For quite some time, the media have been reporting on college students who graduate with debt looming over their shoulders.
Most college students have more to worry about than just finishing school. That’s because six months after graduation, lenders come knocking on their doors, demanding that they be repaid, regardless of the recent graduate’s job situation.
With unemployment continuing to rise — in September, Florida stood at 6.6 percent, up from 4.2 percent in September 2007, according to the U.S. Department of Labor — many may be reluctant to take out student loans. Couple this with the nation’s credit crunch, and students may not be able to get the loans they need even if they’re willing to face a highly competitive job market.
Universities are well aware of the problem. That’s why offices of financial aid have financial advisers for students. These advisers stress that students should only borrow what is needed and keep in mind that the debt will have to be repaid.

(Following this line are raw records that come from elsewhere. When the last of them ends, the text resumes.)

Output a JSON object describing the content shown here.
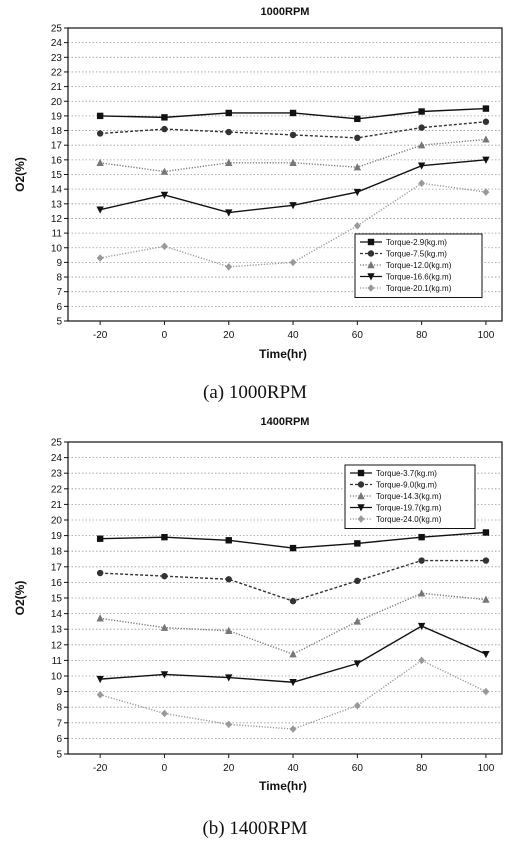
{
  "chart_data": [
    {
      "type": "line",
      "title": "1000RPM",
      "caption": "(a)  1000RPM",
      "xlabel": "Time(hr)",
      "ylabel": "O2(%)",
      "xticks": [
        -20,
        0,
        20,
        40,
        60,
        80,
        100
      ],
      "xlim": [
        -30,
        105
      ],
      "ylim": [
        5,
        25
      ],
      "yticks": [
        5,
        6,
        7,
        8,
        9,
        10,
        11,
        12,
        13,
        14,
        15,
        16,
        17,
        18,
        19,
        20,
        21,
        22,
        23,
        24,
        25
      ],
      "grid": true,
      "legend_position": "bottom-right",
      "x": [
        -20,
        0,
        20,
        40,
        60,
        80,
        100
      ],
      "series": [
        {
          "name": "Torque-2.9(kg.m)",
          "marker": "square",
          "line": "solid",
          "color": "#111111",
          "values": [
            19.0,
            18.9,
            19.2,
            19.2,
            18.8,
            19.3,
            19.5
          ]
        },
        {
          "name": "Torque-7.5(kg.m)",
          "marker": "circle",
          "line": "dashed",
          "color": "#333333",
          "values": [
            17.8,
            18.1,
            17.9,
            17.7,
            17.5,
            18.2,
            18.6
          ]
        },
        {
          "name": "Torque-12.0(kg.m)",
          "marker": "triangle-up",
          "line": "dotted",
          "color": "#777777",
          "values": [
            15.8,
            15.2,
            15.8,
            15.8,
            15.5,
            17.0,
            17.4
          ]
        },
        {
          "name": "Torque-16.6(kg.m)",
          "marker": "triangle-down",
          "line": "solid",
          "color": "#111111",
          "values": [
            12.6,
            13.6,
            12.4,
            12.9,
            13.8,
            15.6,
            16.0
          ]
        },
        {
          "name": "Torque-20.1(kg.m)",
          "marker": "diamond",
          "line": "dotted",
          "color": "#999999",
          "values": [
            9.3,
            10.1,
            8.7,
            9.0,
            11.5,
            14.4,
            13.8
          ]
        }
      ]
    },
    {
      "type": "line",
      "title": "1400RPM",
      "caption": "(b)  1400RPM",
      "xlabel": "Time(hr)",
      "ylabel": "O2(%)",
      "xticks": [
        -20,
        0,
        20,
        40,
        60,
        80,
        100
      ],
      "xlim": [
        -30,
        105
      ],
      "ylim": [
        5,
        25
      ],
      "yticks": [
        5,
        6,
        7,
        8,
        9,
        10,
        11,
        12,
        13,
        14,
        15,
        16,
        17,
        18,
        19,
        20,
        21,
        22,
        23,
        24,
        25
      ],
      "grid": true,
      "legend_position": "top-right",
      "x": [
        -20,
        0,
        20,
        40,
        60,
        80,
        100
      ],
      "series": [
        {
          "name": "Torque-3.7(kg.m)",
          "marker": "square",
          "line": "solid",
          "color": "#111111",
          "values": [
            18.8,
            18.9,
            18.7,
            18.2,
            18.5,
            18.9,
            19.2
          ]
        },
        {
          "name": "Torque-9.0(kg.m)",
          "marker": "circle",
          "line": "dashed",
          "color": "#333333",
          "values": [
            16.6,
            16.4,
            16.2,
            14.8,
            16.1,
            17.4,
            17.4
          ]
        },
        {
          "name": "Torque-14.3(kg.m)",
          "marker": "triangle-up",
          "line": "dotted",
          "color": "#777777",
          "values": [
            13.7,
            13.1,
            12.9,
            11.4,
            13.5,
            15.3,
            14.9
          ]
        },
        {
          "name": "Torque-19.7(kg.m)",
          "marker": "triangle-down",
          "line": "solid",
          "color": "#111111",
          "values": [
            9.8,
            10.1,
            9.9,
            9.6,
            10.8,
            13.2,
            11.4
          ]
        },
        {
          "name": "Torque-24.0(kg.m)",
          "marker": "diamond",
          "line": "dotted",
          "color": "#999999",
          "values": [
            8.8,
            7.6,
            6.9,
            6.6,
            8.1,
            11.0,
            9.0
          ]
        }
      ]
    }
  ]
}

USA Today reports that the average college student owes $22,000 after graduating with an undergraduate degree. And yet, not much has been done to reach a solution to help students.
Well, until now.
Princeton, Harvard and Tufts University are looking into ways to lessen the blow for students by introducing programs that will waive some of the financial burden acquired during an academic career.
Tufts, for example, has a loan-forgiveness program that will absolve all student-loan debt for anyone who graduated after October 2007 and works for the government or a nonprofit organization for at least 10 years, according to USA Today.

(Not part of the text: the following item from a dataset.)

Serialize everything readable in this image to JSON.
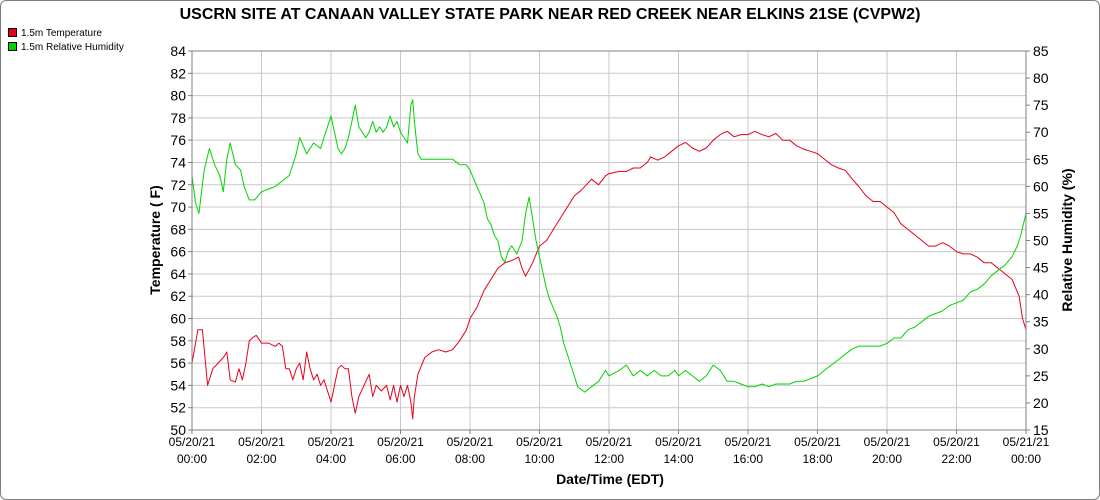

Harvard Law School is looking into waiving one year of tuition for third-year students who commit to five years of work for the government or nonprofits, while Princeton has eight students who are pursuing a free master’s degree in exchange for a commitment to two years of government work.

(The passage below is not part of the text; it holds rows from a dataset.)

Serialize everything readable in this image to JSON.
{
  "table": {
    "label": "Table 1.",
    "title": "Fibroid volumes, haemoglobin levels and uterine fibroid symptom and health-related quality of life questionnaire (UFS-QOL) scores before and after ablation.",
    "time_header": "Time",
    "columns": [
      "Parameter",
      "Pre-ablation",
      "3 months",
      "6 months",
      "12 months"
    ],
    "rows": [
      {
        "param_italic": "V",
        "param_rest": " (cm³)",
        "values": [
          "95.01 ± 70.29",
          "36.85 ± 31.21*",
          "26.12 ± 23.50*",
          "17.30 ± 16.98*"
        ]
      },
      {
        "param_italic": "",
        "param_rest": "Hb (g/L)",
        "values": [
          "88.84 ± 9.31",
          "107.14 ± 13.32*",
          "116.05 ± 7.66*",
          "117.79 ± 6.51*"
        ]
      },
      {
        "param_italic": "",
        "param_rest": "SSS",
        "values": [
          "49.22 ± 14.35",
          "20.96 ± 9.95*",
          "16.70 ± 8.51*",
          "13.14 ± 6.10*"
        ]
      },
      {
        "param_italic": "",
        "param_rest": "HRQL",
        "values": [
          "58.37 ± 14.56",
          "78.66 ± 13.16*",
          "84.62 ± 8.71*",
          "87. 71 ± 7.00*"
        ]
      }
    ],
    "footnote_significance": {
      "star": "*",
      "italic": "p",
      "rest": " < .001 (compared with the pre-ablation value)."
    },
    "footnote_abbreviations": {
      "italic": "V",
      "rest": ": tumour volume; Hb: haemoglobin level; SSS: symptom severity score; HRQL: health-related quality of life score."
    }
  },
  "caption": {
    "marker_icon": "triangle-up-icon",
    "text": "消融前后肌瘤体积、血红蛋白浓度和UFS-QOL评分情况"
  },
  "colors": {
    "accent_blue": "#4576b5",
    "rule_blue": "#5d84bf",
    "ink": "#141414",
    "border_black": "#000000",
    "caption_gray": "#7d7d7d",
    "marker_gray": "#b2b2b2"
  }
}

Though it is understandable that budget cuts and an impending recession are affecting access to education and it’s impossible to give everyone a free education, these actions are steps in the right direction.
Despite budget cuts, USF can attempt a similar approach by presenting endowment donors with a program that will help individual students. Donors would have more direct impact, while students would return the favor to the community through their service.
It’s commendable for institutions that are held in such high regard to look into ways that not only encourage students to seek jobs in governmental fields, but also facilitate education.